Wahrscheinlich liegt es aber auch daran, dass die Industrie, anstatt in ihre Künstler zu investieren, lieber Milliarden für meist lächerliche Kopierschutzmaßnahmen oder die „Verbrecherjagd“ ausgibt. Kundenkriminalisierung nennt man das, und das will man irgendwann einfach nicht mehr mitmachen. Ist bei mir ja auch so: bis vor einem halben Jahr habe ich mir vielleicht einmal im Monat auch mal eine CD gekauft, auf der dann meistens ein Kopierschutz installiert war. Das heißt: Stereoanlage wills nicht abspielen, Autoradio auch nicht und der Computer zwar schon, aber nicht ohne beim Einlegen der CD durch die Hintertür mit irgendeiner Spyware infiziert zu werden. Kein Wunder, dass man sich dann lieber gratis etwas herunterlädt, was einem nicht sofort das Betriebssystem zerschießt.
Was die ganze Sache mit IP-Speicherung etc. betrifft, fällt mir eine sehr witzige Meldung ein, die ich vor ein oder zwei Jahren gelesen habe. Dieser Meldung zufolge flatterte einer Rentnerin irgendwann eine solche Abmahnung ins Haus und sie wurde solange zur Zahlung aufgefordert, bis man herausgefunden hat, dass die Frau nichteinmal einen PC besitzt.
Demnach ist diese Hetzjagd auf Raubmordkopierer eine totale Fehlinvestition, weil entweder funktioniert es nicht wirklich, oder wenn doch, ist es sowieso nur eine Symptombekämpfung. Also, liebe Inhalte-Industrie: Bitte zuerst vor der eigenen Tür kehren.

18 04 2010
feydbraybrook

Die Entwicklung läßt sich nicht mehr aufhalten: Menschen beurteilen das Angebot der Industrie überwiegend so, daß sie sich den Content aus dem Netz ziehen, ohne dafür zu bezahlen.

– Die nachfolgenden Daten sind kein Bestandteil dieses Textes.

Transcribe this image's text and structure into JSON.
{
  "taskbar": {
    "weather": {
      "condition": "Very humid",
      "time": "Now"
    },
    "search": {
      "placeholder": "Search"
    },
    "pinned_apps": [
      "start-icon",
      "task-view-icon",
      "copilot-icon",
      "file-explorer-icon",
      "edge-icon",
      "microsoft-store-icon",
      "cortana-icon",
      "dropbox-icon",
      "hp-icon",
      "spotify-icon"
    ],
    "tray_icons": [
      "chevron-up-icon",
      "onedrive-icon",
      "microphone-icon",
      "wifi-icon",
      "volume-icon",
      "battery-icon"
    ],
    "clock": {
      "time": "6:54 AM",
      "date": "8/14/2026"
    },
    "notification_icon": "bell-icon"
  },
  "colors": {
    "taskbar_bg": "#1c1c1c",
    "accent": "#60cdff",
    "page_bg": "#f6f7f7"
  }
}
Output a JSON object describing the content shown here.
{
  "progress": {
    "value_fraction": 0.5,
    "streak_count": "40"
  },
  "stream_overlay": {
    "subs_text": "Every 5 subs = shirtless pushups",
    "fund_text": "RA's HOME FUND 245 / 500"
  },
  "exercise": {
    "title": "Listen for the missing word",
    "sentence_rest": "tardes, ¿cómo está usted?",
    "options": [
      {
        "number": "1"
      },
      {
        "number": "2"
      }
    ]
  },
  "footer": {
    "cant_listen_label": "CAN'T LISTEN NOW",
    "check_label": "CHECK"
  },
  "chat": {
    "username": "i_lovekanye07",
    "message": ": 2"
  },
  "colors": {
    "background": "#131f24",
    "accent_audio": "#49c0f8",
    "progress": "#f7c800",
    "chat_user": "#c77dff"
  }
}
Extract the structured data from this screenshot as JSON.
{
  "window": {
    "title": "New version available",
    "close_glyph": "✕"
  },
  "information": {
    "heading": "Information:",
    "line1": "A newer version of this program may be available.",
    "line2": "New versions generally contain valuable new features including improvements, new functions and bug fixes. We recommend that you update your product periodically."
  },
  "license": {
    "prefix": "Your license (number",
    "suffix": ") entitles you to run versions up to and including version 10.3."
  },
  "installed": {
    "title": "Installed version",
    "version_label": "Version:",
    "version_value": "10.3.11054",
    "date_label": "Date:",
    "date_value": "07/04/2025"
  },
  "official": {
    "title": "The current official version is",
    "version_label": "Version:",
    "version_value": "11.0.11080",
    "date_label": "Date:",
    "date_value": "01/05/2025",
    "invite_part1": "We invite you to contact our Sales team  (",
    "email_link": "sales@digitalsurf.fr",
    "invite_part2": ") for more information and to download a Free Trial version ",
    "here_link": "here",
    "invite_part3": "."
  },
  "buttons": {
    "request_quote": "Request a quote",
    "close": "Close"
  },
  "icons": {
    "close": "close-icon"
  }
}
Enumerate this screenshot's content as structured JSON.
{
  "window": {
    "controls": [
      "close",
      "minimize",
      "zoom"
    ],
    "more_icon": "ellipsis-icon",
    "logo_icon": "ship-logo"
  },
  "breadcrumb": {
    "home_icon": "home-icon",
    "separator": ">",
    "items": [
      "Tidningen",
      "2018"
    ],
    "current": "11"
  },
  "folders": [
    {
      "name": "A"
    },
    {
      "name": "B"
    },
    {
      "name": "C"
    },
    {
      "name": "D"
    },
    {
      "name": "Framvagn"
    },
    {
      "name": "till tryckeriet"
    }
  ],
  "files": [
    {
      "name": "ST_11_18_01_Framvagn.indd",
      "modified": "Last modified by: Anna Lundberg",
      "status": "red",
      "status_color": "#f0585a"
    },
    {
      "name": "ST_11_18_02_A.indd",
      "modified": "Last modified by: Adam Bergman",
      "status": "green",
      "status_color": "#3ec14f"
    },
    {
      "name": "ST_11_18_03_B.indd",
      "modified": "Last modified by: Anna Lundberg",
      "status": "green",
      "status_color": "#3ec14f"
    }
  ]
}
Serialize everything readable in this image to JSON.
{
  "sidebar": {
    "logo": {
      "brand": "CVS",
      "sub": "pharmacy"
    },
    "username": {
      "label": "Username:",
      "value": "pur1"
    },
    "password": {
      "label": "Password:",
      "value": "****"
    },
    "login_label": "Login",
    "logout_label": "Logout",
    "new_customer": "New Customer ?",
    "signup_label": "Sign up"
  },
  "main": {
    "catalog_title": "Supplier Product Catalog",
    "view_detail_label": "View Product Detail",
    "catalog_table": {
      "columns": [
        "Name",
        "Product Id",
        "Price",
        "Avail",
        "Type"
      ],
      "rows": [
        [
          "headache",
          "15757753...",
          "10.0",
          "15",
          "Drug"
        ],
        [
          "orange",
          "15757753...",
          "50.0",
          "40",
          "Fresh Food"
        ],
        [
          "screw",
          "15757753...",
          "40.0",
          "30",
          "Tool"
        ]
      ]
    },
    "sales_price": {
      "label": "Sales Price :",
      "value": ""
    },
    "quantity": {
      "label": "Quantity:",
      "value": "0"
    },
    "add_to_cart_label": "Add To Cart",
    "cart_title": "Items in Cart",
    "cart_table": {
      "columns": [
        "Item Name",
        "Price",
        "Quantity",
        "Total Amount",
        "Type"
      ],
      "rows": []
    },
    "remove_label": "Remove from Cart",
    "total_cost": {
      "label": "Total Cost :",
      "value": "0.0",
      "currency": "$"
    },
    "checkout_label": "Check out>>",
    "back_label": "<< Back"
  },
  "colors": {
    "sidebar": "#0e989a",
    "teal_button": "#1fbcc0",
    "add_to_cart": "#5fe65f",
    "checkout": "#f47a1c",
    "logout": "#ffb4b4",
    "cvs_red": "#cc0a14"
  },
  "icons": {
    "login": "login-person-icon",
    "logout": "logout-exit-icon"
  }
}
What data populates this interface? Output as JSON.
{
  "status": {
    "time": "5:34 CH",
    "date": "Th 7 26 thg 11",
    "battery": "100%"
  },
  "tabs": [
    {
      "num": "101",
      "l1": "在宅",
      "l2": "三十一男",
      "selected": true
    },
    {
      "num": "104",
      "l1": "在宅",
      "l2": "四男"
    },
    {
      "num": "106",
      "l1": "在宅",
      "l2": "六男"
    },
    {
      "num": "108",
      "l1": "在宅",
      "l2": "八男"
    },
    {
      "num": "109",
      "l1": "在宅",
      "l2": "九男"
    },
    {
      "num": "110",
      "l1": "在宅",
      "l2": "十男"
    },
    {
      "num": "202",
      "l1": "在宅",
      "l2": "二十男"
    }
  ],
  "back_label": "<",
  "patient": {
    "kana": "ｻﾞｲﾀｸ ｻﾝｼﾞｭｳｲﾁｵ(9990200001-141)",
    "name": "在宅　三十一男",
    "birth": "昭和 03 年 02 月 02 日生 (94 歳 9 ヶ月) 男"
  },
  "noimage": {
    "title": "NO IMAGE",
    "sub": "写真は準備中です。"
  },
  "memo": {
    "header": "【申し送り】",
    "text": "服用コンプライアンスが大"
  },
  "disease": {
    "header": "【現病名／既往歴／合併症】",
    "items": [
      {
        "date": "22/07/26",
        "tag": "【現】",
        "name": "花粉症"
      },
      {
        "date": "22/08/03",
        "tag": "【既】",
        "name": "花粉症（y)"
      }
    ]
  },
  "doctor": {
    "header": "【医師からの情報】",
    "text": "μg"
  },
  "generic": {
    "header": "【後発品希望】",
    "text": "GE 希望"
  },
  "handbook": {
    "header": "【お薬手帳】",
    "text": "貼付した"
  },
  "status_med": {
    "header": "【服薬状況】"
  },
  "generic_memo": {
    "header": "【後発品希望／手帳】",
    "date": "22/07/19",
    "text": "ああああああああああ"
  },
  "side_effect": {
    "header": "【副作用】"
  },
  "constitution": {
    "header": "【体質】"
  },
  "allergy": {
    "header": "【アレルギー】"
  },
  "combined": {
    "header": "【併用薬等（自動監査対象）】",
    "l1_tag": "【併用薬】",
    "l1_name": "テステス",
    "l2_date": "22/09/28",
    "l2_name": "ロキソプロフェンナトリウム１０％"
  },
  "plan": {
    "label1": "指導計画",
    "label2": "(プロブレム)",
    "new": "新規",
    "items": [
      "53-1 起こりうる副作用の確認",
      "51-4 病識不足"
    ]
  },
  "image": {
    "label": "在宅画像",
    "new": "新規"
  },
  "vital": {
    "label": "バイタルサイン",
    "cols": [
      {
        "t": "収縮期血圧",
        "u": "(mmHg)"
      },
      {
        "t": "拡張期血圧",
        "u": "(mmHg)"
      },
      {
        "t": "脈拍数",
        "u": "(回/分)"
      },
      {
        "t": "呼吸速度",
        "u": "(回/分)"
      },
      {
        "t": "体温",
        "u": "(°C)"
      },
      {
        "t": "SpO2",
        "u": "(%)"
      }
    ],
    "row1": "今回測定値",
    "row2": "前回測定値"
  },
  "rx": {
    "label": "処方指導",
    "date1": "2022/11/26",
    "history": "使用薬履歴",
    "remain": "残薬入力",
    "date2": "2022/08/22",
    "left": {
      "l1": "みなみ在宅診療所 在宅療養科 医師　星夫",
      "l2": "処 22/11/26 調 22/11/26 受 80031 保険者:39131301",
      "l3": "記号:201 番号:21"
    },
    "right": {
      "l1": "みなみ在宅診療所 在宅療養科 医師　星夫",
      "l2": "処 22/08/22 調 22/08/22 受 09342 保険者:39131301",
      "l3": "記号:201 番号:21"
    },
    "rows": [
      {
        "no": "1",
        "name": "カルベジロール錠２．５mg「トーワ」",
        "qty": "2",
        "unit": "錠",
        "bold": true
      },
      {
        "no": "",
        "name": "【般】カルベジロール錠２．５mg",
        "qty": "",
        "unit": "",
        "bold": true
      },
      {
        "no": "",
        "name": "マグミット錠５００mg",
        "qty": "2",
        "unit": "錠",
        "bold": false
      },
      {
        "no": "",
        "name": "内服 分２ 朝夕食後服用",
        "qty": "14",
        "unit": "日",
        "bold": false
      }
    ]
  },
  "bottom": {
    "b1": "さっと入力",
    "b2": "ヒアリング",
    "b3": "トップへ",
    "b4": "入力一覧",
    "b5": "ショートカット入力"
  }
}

Allein aus diesem Grund muß die Industrie umdenken, und zwar nicht nur im Hinblick darauf, wie man die Kriminalisierte Normalbevölkerung besser kontrollieren und ggf. im SInne eines Exempels in Millionenhöhe verklagt. Also:

es ist schon richtig so, daß die Majors nicht mehr jeden Müll verkaufen können. Filesharing macht zu einem Teil schon SInn.

Was mich als Autor nervt, ist aber die ins Extreme verzerrte Auffassung vieler Leute, man müsse überhaupt nichts mehr an niemanden zahlen. Ist Musikproduktion keine Arbeit? Ist jedes gezogene Album ein Kampf gegen die „Content-Mafia“ oder vielleicht doch auch der kleine Diebstahl, von dem man nicht glaubt, daß er wirklich illegal ist und jemanden schädigt?

Ich habe keinen Major im Rücken und ich verlange noch nicht einmal Geld für das Streamen auf youtube & Co. Aber es gibt immer wieder Leute, die meine Musik ins Netz stellen und noch nicht einma meinen Namen nennen!

Ist das fair?

Ich sehe bei einem Song 7500 views. Gerne hätte ich es den Leuten selbst überlassen, wie viel, ja sogar, ob sie überhaupt etwas dafür bezahln möchten. Man weiß nicht, wieviel dabei rausspringt, aber jeder Cent ist eine ehrliche Anerkennung meiner Arbeit. Aber wenn da nur der Song ist und mein Name ü-ber-haupt nicht genannt wird, springt nichts dabei raus, gar nichts. Noch nicht mal ein feuchter Händedruck. Und das ist keine Bagatelle. Dafür habe ich kein Verständnis und in diesem Fall rufe ich die GEMA auf den Plan.